Available for Enterprise Edition only.
Databricks Runtime 16.4 supports both Scala 2.12 and 2.13, but defaults to Scala 2.13. Databricks Runtime 17.0 and later only support Scala 2.13.If your cluster defaults to Scala 2.13 but your Prophecy installation uses libraries built for Scala 2.12, you might see the following error:To fix this, update Prophecy to version 4.2.0.1 or later, which adds support for Scala 2.13.
Initial setup
The initial setup for a Databricks fabric involves authenticating Prophecy’s connection to Databricks.Create a new fabric entity
Begin by creating a new fabric entity in Prophecy.
- From the left sidebar, click the + sign.
- On the Create Entity page, select Fabric.
Fill in the Basic Info tab
The Basic Info tab lets you define the key identifiers of the fabric.
- Provide a name for the fabric.
- (Optional) Provide a description for the fabric.
- Select a team that can access the fabric.
- Click Continue.
Fill in the Providers tab
The Providers tab allows you to configure the SQL warehouse provider you want to use. You cannot change the fabric provider after you create the fabric.
- Under Provider, select Databricks.
-
Enter your Databricks Workspace URL.
Example:
https://dbc-<workspace-id>.cloud.databricks.com. -
Select the authentication method you want to use.
For detailed instructions, see Authentication methods.

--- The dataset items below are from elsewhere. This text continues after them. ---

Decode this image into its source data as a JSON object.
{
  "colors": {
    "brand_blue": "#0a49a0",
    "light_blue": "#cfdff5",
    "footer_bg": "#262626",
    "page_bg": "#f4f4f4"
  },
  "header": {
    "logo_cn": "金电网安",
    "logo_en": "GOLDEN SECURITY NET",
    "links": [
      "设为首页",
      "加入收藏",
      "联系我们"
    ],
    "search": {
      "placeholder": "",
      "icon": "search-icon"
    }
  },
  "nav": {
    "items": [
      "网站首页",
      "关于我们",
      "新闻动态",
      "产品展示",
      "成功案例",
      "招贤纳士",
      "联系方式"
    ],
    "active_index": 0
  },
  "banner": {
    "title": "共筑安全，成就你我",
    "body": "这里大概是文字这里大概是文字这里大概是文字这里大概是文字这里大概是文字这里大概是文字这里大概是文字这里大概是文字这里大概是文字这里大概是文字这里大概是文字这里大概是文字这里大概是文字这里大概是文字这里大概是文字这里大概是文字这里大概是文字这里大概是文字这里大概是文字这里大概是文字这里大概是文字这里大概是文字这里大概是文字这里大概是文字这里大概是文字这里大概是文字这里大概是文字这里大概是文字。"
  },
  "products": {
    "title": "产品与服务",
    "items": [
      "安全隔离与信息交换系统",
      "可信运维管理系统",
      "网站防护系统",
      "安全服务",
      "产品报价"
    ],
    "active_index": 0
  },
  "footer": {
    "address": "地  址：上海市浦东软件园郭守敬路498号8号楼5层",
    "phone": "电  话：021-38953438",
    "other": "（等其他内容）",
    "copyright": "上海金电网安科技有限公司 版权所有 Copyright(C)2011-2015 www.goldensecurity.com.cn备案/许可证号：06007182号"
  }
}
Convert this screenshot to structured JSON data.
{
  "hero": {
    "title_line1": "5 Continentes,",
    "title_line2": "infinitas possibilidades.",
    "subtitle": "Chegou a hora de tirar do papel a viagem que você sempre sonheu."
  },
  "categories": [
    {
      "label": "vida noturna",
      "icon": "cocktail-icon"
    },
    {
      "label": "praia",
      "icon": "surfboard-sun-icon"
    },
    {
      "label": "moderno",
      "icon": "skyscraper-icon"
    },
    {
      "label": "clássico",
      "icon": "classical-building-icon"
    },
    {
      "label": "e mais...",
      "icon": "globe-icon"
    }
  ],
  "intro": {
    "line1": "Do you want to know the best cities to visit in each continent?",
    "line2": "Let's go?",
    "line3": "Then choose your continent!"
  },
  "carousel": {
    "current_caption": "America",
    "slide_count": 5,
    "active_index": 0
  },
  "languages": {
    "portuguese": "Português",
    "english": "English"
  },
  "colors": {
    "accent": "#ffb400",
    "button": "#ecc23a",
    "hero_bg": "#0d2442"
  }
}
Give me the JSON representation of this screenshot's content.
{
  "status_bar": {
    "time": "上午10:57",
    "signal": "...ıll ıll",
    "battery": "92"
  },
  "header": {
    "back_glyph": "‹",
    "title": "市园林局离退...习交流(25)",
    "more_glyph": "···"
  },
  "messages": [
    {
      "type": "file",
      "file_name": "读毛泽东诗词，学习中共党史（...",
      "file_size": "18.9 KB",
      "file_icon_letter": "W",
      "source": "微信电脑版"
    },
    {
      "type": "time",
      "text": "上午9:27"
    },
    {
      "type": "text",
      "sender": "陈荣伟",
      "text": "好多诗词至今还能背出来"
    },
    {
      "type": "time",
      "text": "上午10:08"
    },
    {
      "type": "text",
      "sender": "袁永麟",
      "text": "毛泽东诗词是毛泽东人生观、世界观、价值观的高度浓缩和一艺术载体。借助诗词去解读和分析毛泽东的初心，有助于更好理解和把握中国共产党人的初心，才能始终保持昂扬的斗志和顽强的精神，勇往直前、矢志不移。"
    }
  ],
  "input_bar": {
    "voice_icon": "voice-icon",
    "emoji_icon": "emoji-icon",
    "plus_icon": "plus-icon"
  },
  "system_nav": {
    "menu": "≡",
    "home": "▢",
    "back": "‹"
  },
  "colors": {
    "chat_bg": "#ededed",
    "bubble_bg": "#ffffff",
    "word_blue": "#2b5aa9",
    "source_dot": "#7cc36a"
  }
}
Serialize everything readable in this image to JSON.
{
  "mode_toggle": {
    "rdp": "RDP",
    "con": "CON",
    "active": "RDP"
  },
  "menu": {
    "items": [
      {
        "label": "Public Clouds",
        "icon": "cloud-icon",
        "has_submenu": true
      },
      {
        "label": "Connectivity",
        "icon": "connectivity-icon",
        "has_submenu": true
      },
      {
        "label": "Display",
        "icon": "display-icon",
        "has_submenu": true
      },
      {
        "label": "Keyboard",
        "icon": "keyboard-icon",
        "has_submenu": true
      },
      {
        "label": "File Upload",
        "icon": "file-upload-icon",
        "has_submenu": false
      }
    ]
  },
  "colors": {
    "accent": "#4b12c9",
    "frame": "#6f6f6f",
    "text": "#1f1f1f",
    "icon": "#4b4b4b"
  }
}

Additionally, read about some policies that require Databricks Workspace Admin permissions.
- Click Complete to save the fabric.
Add job sizes
In the Jobs tab of a Databricks fabric, Prophecy includes a single job size by default that uses Databricks Runtime 14.3. You can modify this default configuration or define additional job sizes using the Prophecy UI. Job sizes define the cluster configurations that Prophecy can spawn to run pipelines. We recommend choosing the smallest machine types and the fewest nodes necessary for your use case to optimize cost and performance. To create or update a job size, use the form view or switch to the JSON editor to paste your existing compute configuration from Databricks.
The job size configuration mirrors the compute configuration in Databricks. To learn more about
compute configuration in Databricks, visit their reference
guide.
Advanced settings
In the Advanced tab of a Databricks fabric, you can configure the following settings.Prophecy Library
Prophecy libraries are Scala and Python libraries that extend the functionality of Apache Spark. These libraries are automatically installed in your Spark execution environment when you attach to a cluster or create a new one.| Resolution mode | Description |
|---|---|
| Public Central (Default) | Retrieve Prophecy libraries from the public artifact repository. Use Maven for Scala projects and PyPI for Python projects. |
| Custom Artifactory | Retrieve Prophecy libraries from an Artifactory URL. |
| File System | Retrieve Prophecy libraries from a file system. For example, you can add the public S3 bucket path: s3://prophecy-public-bucket/prophecy-libs/ |
To use Prophecy libraries in Databricks environments that have enabled Unity Catalog, you must
whitelist the required Maven coordinates or JAR
paths.
A full list of public paths can be found in the documentation on Prophecy
libraries.
You also can set up Prophecy libraries in your Databricks
volumes.
Artifacts
Prophecy supports Databricks volumes. When you run a Python or Scala pipeline via a job, you must bundle them as whl/jar artifacts. These artifacts must then be made accessible to the Databricks job in order to use them as a library installed on the cluster. You can designate a path to a volume for uploading the whl/jar files under Artifacts.
Authentication methods
Prophecy supports multiple Databricks authentication methods.| Method | Description |
|---|---|
| Personal Access Token | Provide a Databricks Personal Access Token to authenticate the connection. Each user who connects to the fabric will have to provide their own PAT. Prophecy auto-refreshes PATs for AAD users. |
| OAuth | Log in with your Databricks account information. Each user who connects to the fabric will have to log in individually. |
OAuth methods
There are two different OAuth methods for Databricks OAuth:| Method | Authenticated Identity |
|---|---|
| User-based OAuth (U2M) | Each user signs in with their own Databricks account. Access is scoped to the individual’s permissions. |
| Service Principal OAuth (M2M) | Uses a shared service principal identity. Suitable for automation and scheduling. |
- Interactive pipeline execution always uses U2M. U2M cannot be used for scheduled pipeline runs.
- Scheduled jobs in deployed projects always use M2M. To schedule jobs using the fabric, you must provide a Service Principal Client ID and Service Principal Client Secret during fabric setup.
To leverage OAuth for a Databricks Spark fabric, you or an admin must first create a corresponding
app
registration. The
fabric will always use the default Databricks app registration.